『不都合な真実』 アル・ゴア著 枝廣淳子訳 20071月 ランダムハウス講談社

 

 

本よりも、アカデミー賞を受賞したドキュメンタリー映画の方がよく知られているかもしれない。原題は「An Inconvenient Truth」。日本語版も原本の英語版と同じ装丁で作られている。ふんだんに写真を使って視覚に訴える構成になっており、非常に読みやすい。ちなみに、原本は容易な英語で書かれている。高校生でも読みこなせるので、こちらもお勧めする。

 

ところで、この本は非常に読みやすい構成であると書いたばかりだが、むしろアル・ゴアのプレゼンテーションのうまさと言った方が適切かもしれない。地球温暖化が引き起こすであろう様々な問題の発生について、氷河の消滅、北極と南極の氷の融解など気象異常に係わる科学データと写真をうまく組み合わせて読者を説得していく。

 

アル・ゴアは、当然のことながら政治家の立場でこの本を書いている。

 

彼が副大統領を勤めた民主党クリントン政権は、地球温暖化防止のための京都議定書を支持していた。しかし、2000年に発足した共和党ブッシュ政権は、米国の政策を180度転換してしまった。

 

ブッシュ政権はエネルギー産業、とりわけ石油産業から強い支援を受けている。言うまでもなく、エネルギー産業にとって、温暖化ガスの排出制限は事業にとって大きなマイナス要因となる。
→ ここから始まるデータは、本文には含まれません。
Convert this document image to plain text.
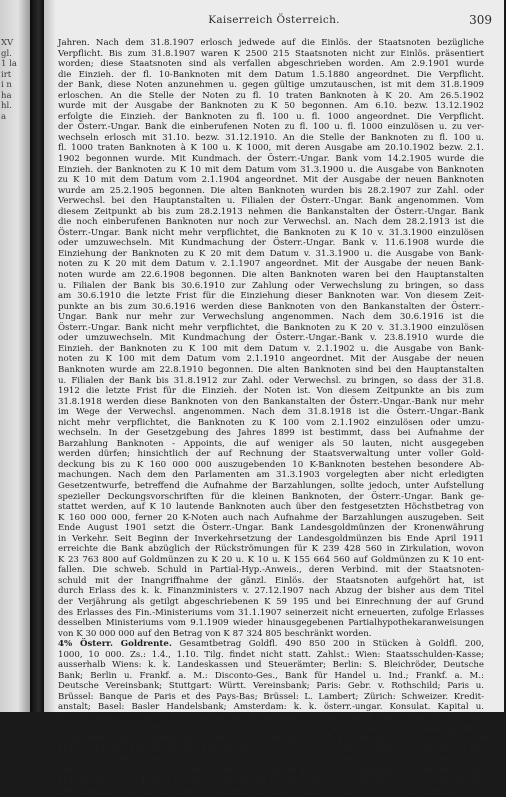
XV
gl.
1 la
irt
i n
ha
hl.
a

Kaiserreich Österreich.	309
Jahren. Nach dem 31.8.1907 erlosch jedwede auf die Einlös. der Staatsnoten bezügliche
Verpflicht. Bis zum 31.8.1907 waren K 2500 215 Staatsnoten nicht zur Einlös. präsentiert
worden; diese Staatsnoten sind als verfallen abgeschrieben worden. Am 2.9.1901 wurde
die Einzieh. der fl. 10-Banknoten mit dem Datum 1.5.1880 angeordnet. Die Verpflicht.
der Bank, diese Noten anzunehmen u. gegen gültige umzutauschen, ist mit dem 31.8.1909
erloschen. An die Stelle der Noten zu fl. 10 traten Banknoten à K 20. Am 26.5.1902
wurde mit der Ausgabe der Banknoten zu K 50 begonnen. Am 6.10. bezw. 13.12.1902
erfolgte die Einzieh. der Banknoten zu fl. 100 u. fl. 1000 angeordnet. Die Verpflicht.
der Österr.-Ungar. Bank die einberufenen Noten zu fl. 100 u. fl. 1000 einzulösen u. zu ver-
wechseln erlosch mit 31.10. bezw. 31.12.1910. An die Stelle der Banknoten zu fl. 100 u.
fl. 1000 traten Banknoten à K 100 u. K 1000, mit deren Ausgabe am 20.10.1902 bezw. 2.1.
1902 begonnen wurde. Mit Kundmach. der Österr.-Ungar. Bank vom 14.2.1905 wurde die
Einzieh. der Banknoten zu K 10 mit dem Datum vom 31.3.1900 u. die Ausgabe von Banknoten
zu K 10 mit dem Datum vom 2.1.1904 angeordnet. Mit der Ausgabe der neuen Banknoten
wurde am 25.2.1905 begonnen. Die alten Banknoten wurden bis 28.2.1907 zur Zahl. oder
Verwechsl. bei den Hauptanstalten u. Filialen der Österr.-Ungar. Bank angenommen. Vom
diesem Zeitpunkt ab bis zum 28.2.1913 nehmen die Bankanstalten der Österr.-Ungar. Bank
die noch einberufenen Banknoten nur noch zur Verwechsl. an. Nach dem 28.2.1913 ist die
Österr.-Ungar. Bank nicht mehr verpflichtet, die Banknoten zu K 10 v. 31.3.1900 einzulösen
oder umzuwechseln. Mit Kundmachung der Österr.-Ungar. Bank v. 11.6.1908 wurde die
Einziehung der Banknoten zu K 20 mit dem Datum v. 31.3.1900 u. die Ausgabe von Bank-
noten zu K 20 mit dem Datum v. 2.1.1907 angeordnet. Mit der Ausgabe der neuen Bank-
noten wurde am 22.6.1908 begonnen. Die alten Banknoten waren bei den Hauptanstalten
u. Filialen der Bank bis 30.6.1910 zur Zahlung oder Verwechslung zu bringen, so dass
am 30.6.1910 die letzte Frist für die Einziehung dieser Banknoten war. Von diesem Zeit-
punkte an bis zum 30.6.1916 werden diese Banknoten von den Bankanstalten der Österr.-
Ungar. Bank nur mehr zur Verwechslung angenommen. Nach dem 30.6.1916 ist die
Österr.-Ungar. Bank nicht mehr verpflichtet, die Banknoten zu K 20 v. 31.3.1900 einzulösen
oder umzuwechseln. Mit Kundmachung der Österr.-Ungar.-Bank v. 23.8.1910 wurde die
Einzieh. der Banknoten zu K 100 mit dem Datum v. 2.1.1902 u. die Ausgabe von Bank-
noten zu K 100 mit dem Datum vom 2.1.1910 angeordnet. Mit der Ausgabe der neuen
Banknoten wurde am 22.8.1910 begonnen. Die alten Banknoten sind bei den Hauptanstalten
u. Filialen der Bank bis 31.8.1912 zur Zahl. oder Verwechsl. zu bringen, so dass der 31.8.
1912 die letzte Frist für die Einzieh. der Noten ist. Von diesem Zeitpunkte an bis zum
31.8.1918 werden diese Banknoten von den Bankanstalten der Österr.-Ungar.-Bank nur mehr
im Wege der Verwechsl. angenommen. Nach dem 31.8.1918 ist die Österr.-Ungar.-Bank
nicht mehr verpflichtet, die Banknoten zu K 100 vom 2.1.1902 einzulösen oder umzu-
wechseln. In der Gesetzgebung des Jahres 1899 ist bestimmt, dass bei Aufnahme der
Barzahlung Banknoten - Appoints, die auf weniger als 50 lauten, nicht ausgegeben
werden dürfen; hinsichtlich der auf Rechnung der Staatsverwaltung unter voller Gold-
deckung bis zu K 160 000 000 auszugebenden 10 K-Banknoten bestehen besondere Ab-
machungen. Nach dem den Parlamenten am 31.3.1903 vorgelegten aber nicht erledigten
Gesetzentwurfe, betreffend die Aufnahme der Barzahlungen, sollte jedoch, unter Aufstellung
spezieller Deckungsvorschriften für die kleinen Banknoten, der Österr.-Ungar. Bank ge-
stattet werden, auf K 10 lautende Banknoten auch über den festgesetzten Höchstbetrag von
K 160 000 000, ferner 20 K-Noten auch nach Aufnahme der Barzahlungen auszugeben. Seit
Ende August 1901 setzt die Österr.-Ungar. Bank Landesgoldmünzen der Kronenwährung
in Verkehr. Seit Beginn der Inverkehrsetzung der Landesgoldmünzen bis Ende April 1911
erreichte die Bank abzüglich der Rückströmungen für K 239 428 560 in Zirkulation, wovon
K 23 763 800 auf Goldmünzen zu K 20 u. K 10 u. K 155 664 560 auf Goldmünzen zu K 10 ent-
fallen. Die schweb. Schuld in Partial-Hyp.-Anweis., deren Verbind. mit der Staatsnoten-
schuld mit der Inangriffnahme der gänzl. Einlös. der Staatsnoten aufgehört hat, ist
durch Erlass des k. k. Finanzministers v. 27.12.1907 nach Abzug der bisher aus dem Titel
der Verjährung als getilgt abgeschriebenen K 59 195 und bei Einrechnung der auf Grund
des Erlasses des Fin.-Ministeriums vom 31.1.1907 seinerzeit nicht erneuerten, zufolge Erlasses
desselben Ministeriums vom 9.1.1909 wieder hinausgegebenen Partialhypothekaranweisungen
von K 30 000 000 auf den Betrag von K 87 324 805 beschränkt worden.
4% Österr. Goldrente. Gesamtbetrag Goldfl. 490 850 200 in Stücken à Goldfl. 200,
1000, 10 000. Zs.: 1.4., 1.10. Tilg. findet nicht statt. Zahlst.: Wien: Staatsschulden-Kasse;
ausserhalb Wiens: k. k. Landeskassen und Steuerämter; Berlin: S. Bleichröder, Deutsche
Bank; Berlin u. Frankf. a. M.: Disconto-Ges., Bank für Handel u. Ind.; Frankf. a. M.:
Deutsche Vereinsbank; Stuttgart: Württ. Vereinsbank; Paris: Gebr. v. Rothschild; Paris u.
Brüssel: Banque de Paris et des Pays-Bas; Brüssel: L. Lambert; Zürich: Schweizer. Kredit-
anstalt; Basel: Basler Handelsbank; Amsterdam: k. k. österr.-ungar. Konsulat. Kapital u.
Zs. für immer steuerfrei u. zahlbar in Deutschland in Reichsmark nach dem Wertverhält-
nisse von M. 20.25 für 10 fl. Gold. Stücke à fl. 10 000 in Deutschland nicht lieferbar. Kurs
Ende 1890—1911: In Berlin 96.20, 94.40, 98.50, 96.50, 102.25, 102.40, 104.30, 103, —, 97.70, 100,
101.10, 102.80, 102.60, 101.90, 100, 99.50, 97.60, 97.80, 99.70, 99, 97.20%. — In Frankf. a. M.:
96.20, 94.50, 98.50, 96.50, 102, 102.30, 104.35, 103, 102.10, 97.90, 100, 101.10, 103, 102.60, 101.75,
100.85, 99.60, 97.70, 97.80, 99.90, 99, 97.40 (kl. 98.40)%. — In Hamburg: 95, 94, 98.50, 96,
101.70, 102.20, 104, 103, 101.80, 97.50, 99.80, 101.50, 102.50, 102.50, 101.60, 99.65, 99.30, 97,
1910, 102.20, 104, 103, 101.80, 97.50, 99.80, 101.50, 102.50, 102.50, 101.60, 99.65, 99.30, 97.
彼らは業界の利益を守るため、CO2の排出と地球温暖化の因果関係、さらには地球温暖化が引き起こす様々な問題、例えば異常気象、極地の氷塊が解けることによる海面上昇などについて、科学的な因果関係を否定してきた。

 

結局、環境問題を重視するアル・ゴアは、あからさまに特定の産業の利益を守ろうとするブッシュ政権と対峙することになり、政治家としてブッシュ政権を痛烈に批判する。

 

もう一つ面白いのは、囲み記事の形でアル・ゴアの私的な話が挿入されていることである。ここでは、彼の子供時代や家族の話を書いている。

 

彼の息子は、幼い頃、交通事故に遭い、瀕死の重傷を負った。そのような経験を冷静に見つめ、彼は子供に対する親の思いを率直に述べている。

 

もう一つの挿話は、彼の姉が肺ガンで亡くなったことについての回顧録である。1960年代はアメリカでも未だ喫煙率が高く、彼女は13歳の頃からタバコを吸い始めた。それが原因で肺ガンとなり、命を落とした。当時、タバコ会社は煙草と肺ガンとの因果関係について科学的な証明が不十分であるとあからさまに宣伝し、タバコの有害説を否定した。彼は、もしその当時タバコの有害性が社会認識として共有されていれば、姉を亡くさずに済んだという思いが強く、人の健康を犠牲にしてまで利益を求めようとしたタバコ会社に対して、かなりの憎しみを持ったのである。

 

彼は、この肺ガン問題に係わるタバコ会社の行動と、CO2問題に関わるエネルギー産業の行動を重ね合わせることで、ブッシュ政権下でのアメリカの対応を非難している。

 

さて、我々の周りを見ても、京都議定書が議決された10年前は、まだ地球温暖化の影響を身近に感じる状況とは言い難かった。しかし、近年の異常な台風の襲来や暖冬を経験して、多くの人はこれがもはや遠い将来の話でないことを感じ始めている。ビジネスマンおよびビジネスウーマンの方々も、仕事を離れた休日に一度この本を読むことをお勧めする。